“Conservation Biology”, vol 27(5), 2013Our new paper, Adaptive Comanagement of a Marine Protected Area Network in Fiji, has just been published online in Conservation Biology.

I worked on this whilst a postdoc with the Wildlife Conservation Society in Fiji. I think it’s a fantastic little success story of scaling up community-based conservation, and it’s great to see it out.

The paper is open access, and you can download it here:

WEEKS, R. and JUPITER, S. D. (2013) Adaptive Comanagement of a Marine Protected Area Network in Fiji. Conservation Biology. doi: 10.1111/cobi.12153.

You can also listen to my co-author Stacy Jupiter talking about about combining traditional knowledge and modern science in Kubulau on Radio Australia, here.

Figure1 copyABSTRACT: Adaptive management of natural resources is an iterative process of decision making whereby management strategies are progressively changed or adjusted in response to new information. Despite an increasing focus on the need for adaptive conservation strategies, there remain few applied examples. We describe the 9-year process of adaptive comanagement of a marine protected area network in Kubulau District, Fiji.

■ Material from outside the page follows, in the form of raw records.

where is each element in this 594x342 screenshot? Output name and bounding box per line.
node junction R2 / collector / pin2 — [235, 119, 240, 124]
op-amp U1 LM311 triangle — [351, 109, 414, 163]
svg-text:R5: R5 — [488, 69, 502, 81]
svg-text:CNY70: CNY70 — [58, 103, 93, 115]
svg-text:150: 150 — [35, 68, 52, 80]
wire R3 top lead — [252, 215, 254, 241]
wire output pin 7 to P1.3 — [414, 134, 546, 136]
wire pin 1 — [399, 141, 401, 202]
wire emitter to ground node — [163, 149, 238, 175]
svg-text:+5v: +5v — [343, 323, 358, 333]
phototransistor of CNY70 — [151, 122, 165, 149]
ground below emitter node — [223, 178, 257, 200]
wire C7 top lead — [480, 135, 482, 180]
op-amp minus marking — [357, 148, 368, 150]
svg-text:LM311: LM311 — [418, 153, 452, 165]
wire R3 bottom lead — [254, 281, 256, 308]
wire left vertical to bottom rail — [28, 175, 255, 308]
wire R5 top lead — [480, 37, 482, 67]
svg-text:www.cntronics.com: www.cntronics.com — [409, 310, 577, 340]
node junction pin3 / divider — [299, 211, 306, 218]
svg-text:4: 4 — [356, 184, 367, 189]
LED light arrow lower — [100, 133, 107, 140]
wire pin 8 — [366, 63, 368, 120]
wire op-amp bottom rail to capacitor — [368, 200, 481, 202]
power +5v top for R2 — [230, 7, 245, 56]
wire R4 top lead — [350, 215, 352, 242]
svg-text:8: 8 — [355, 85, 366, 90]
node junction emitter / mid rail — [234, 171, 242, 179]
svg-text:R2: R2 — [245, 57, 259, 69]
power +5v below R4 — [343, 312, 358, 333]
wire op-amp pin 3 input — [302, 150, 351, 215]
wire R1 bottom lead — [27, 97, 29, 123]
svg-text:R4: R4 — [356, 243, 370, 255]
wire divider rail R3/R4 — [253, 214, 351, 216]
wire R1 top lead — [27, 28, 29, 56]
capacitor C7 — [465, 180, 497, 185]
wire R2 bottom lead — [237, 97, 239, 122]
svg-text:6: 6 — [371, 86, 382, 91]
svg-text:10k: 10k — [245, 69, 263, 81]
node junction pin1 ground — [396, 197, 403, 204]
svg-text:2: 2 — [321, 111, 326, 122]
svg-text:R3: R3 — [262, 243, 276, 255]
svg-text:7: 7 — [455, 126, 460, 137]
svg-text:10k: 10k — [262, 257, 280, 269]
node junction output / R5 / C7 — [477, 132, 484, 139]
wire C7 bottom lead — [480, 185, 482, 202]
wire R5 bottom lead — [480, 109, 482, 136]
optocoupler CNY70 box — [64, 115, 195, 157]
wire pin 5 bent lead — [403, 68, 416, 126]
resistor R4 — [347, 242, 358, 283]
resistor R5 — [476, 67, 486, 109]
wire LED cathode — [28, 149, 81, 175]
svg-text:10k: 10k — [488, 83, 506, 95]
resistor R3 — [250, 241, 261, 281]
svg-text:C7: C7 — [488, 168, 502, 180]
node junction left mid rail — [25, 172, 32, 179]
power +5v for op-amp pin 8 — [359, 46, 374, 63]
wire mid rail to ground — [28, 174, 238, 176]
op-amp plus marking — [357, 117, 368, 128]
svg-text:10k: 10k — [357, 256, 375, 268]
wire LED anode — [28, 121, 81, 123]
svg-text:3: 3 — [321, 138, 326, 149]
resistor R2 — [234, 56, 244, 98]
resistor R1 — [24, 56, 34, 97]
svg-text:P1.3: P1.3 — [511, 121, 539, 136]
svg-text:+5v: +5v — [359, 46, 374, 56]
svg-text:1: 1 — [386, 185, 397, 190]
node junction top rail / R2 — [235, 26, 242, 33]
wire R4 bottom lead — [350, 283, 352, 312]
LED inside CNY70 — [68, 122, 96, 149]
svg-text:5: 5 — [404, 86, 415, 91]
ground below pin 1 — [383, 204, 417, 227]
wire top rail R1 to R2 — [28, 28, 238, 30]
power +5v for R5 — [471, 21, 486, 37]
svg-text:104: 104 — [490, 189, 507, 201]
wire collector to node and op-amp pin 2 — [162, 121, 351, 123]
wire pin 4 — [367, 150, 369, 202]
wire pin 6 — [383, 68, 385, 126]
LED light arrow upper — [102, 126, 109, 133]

In 2011, a review of protected area boundaries and management rules was motivated by the need to enhance management effectiveness and the desire to improve resilience to climate change. Through a series of consultations, with the Wildlife Conservation Society providing scientific input to community decision making, the network of marine protected areas was reconfigured so as to maximize resilience and compliance. Factors identified as contributing to this outcome include well-defined resource-access rights; community respect for a flexible system of customary governance; long-term commitment and presence of comanagement partners; supportive policy environment for comanagement; synthesis of traditional management approaches with systematic monitoring; and district-wide coordination, which provided a broader spatial context for adaptive management decision making.